Paul Collier
- Born: 30 July 1970 (age 54) Newport, Wales
- Sport country: Wales
- Professional: 1992–2024

= Paul Collier (snooker referee) =

Welsh retired snooker referee

Paul Collier (born 30 July 1970, in Newport, Wales) is a Welsh retired snooker referee who has overseen four World Snooker Championship finals. In 2024 he retired from refereeing to focus on his role as a tournament director.

==Career==
Born in Newport, South Wales, Collier began refereeing on the professional snooker circuit in 1992. In 2004, he took charge of the World Snooker Championship final between Ronnie O'Sullivan and Graeme Dott where he also became the youngest referee to take charge of a world championship final.
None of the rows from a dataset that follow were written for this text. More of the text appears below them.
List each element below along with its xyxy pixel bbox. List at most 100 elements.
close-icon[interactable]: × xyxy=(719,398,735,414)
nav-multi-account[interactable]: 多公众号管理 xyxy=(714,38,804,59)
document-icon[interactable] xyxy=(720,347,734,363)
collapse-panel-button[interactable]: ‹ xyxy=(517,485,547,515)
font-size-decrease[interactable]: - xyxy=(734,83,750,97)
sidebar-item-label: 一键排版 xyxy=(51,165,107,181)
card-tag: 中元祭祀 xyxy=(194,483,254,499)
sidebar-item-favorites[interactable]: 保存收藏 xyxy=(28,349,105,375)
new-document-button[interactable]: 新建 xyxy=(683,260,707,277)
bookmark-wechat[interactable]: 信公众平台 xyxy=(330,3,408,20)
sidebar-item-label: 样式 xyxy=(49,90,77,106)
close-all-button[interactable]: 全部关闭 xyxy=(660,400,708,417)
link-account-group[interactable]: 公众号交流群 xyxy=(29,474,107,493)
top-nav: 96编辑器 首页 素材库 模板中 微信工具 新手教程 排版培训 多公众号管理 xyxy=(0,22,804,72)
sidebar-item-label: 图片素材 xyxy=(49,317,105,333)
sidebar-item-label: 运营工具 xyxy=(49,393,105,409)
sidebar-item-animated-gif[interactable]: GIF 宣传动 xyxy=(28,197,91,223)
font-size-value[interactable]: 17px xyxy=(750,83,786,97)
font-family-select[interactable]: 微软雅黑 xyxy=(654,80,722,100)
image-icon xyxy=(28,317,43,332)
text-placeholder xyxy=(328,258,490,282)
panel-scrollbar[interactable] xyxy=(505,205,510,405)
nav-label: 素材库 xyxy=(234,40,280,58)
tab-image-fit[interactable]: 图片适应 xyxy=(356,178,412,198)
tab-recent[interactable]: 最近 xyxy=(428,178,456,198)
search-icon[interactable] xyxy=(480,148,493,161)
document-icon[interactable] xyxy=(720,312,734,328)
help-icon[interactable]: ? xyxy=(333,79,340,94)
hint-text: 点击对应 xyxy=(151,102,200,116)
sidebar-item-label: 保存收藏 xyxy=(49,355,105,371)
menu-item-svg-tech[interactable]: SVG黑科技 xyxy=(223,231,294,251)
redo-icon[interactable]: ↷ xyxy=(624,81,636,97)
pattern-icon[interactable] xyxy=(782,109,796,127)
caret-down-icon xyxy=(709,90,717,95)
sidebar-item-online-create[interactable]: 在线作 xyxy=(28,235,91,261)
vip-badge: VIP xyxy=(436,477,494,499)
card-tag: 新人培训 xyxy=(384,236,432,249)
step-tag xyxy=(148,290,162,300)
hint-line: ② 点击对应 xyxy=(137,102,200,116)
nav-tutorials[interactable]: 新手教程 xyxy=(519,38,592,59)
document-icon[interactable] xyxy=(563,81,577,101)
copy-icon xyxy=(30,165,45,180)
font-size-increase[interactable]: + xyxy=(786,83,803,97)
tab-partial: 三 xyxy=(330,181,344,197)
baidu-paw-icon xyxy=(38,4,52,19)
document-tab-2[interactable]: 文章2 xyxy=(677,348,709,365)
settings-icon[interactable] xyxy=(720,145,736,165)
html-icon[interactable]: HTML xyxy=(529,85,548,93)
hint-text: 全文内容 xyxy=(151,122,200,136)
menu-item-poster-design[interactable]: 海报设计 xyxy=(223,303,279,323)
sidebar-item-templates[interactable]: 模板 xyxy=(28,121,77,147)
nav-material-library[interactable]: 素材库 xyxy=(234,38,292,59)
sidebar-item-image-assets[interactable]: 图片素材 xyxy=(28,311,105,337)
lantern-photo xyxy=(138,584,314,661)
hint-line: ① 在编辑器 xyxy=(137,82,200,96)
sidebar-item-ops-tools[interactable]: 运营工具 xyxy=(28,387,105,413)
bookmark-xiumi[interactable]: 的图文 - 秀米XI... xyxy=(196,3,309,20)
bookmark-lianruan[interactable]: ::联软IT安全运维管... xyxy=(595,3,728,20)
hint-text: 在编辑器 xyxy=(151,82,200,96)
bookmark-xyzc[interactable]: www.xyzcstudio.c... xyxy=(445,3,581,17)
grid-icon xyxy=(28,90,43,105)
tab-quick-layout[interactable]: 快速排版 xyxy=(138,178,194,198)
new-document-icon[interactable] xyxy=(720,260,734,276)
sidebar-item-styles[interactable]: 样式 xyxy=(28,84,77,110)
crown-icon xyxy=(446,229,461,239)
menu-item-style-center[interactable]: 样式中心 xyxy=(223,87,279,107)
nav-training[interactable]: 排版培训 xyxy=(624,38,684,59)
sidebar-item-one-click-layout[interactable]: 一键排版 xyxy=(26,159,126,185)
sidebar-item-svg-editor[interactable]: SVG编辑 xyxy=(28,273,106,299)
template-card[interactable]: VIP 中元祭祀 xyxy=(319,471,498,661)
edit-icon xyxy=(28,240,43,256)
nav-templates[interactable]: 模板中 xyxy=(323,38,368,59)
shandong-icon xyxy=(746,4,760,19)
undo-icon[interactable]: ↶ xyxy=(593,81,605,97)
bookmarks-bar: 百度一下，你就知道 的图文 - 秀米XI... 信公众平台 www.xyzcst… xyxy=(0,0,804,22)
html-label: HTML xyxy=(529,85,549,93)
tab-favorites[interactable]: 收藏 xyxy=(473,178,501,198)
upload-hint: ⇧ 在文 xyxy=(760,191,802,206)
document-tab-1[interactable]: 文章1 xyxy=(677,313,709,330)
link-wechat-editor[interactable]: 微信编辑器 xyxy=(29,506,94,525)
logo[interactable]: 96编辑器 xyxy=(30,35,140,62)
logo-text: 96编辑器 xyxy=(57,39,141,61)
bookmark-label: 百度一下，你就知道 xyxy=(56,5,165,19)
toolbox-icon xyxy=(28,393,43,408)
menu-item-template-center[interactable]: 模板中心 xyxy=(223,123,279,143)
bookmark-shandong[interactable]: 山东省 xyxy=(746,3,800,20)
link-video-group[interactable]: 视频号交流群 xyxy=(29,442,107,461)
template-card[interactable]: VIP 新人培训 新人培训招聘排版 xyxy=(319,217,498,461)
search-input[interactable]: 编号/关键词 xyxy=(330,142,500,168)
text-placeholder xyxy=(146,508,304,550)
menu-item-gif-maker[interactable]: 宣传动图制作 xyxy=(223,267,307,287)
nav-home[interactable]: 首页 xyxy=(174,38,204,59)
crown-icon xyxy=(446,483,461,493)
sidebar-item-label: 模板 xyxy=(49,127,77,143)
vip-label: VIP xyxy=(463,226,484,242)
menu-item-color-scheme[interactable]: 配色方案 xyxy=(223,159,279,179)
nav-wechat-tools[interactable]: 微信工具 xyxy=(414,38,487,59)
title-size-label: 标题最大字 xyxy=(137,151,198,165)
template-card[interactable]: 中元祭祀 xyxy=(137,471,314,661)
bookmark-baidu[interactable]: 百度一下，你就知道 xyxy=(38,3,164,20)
Eighteen months after the 2004 final, in 2005, Collier quit the main tour, citing the lack of financial rewards in his profession. With only five ranking snooker events, he was no longer enjoying the tour. He was persuaded by Barry Hearn to re-join the main professional tour in 2011, with the additional opportunity to work as a Tournament Director.

In 2016, he refereed the final of the 2016 World Snooker Championship between Mark Selby and Ding Junhui. In 2021, he took charge of his third Crucible final during the 2021 World Snooker Championship. He returned to referee his fourth and last final in 2024, after which he retired as a snooker referee, to focus on his role as a tournament director.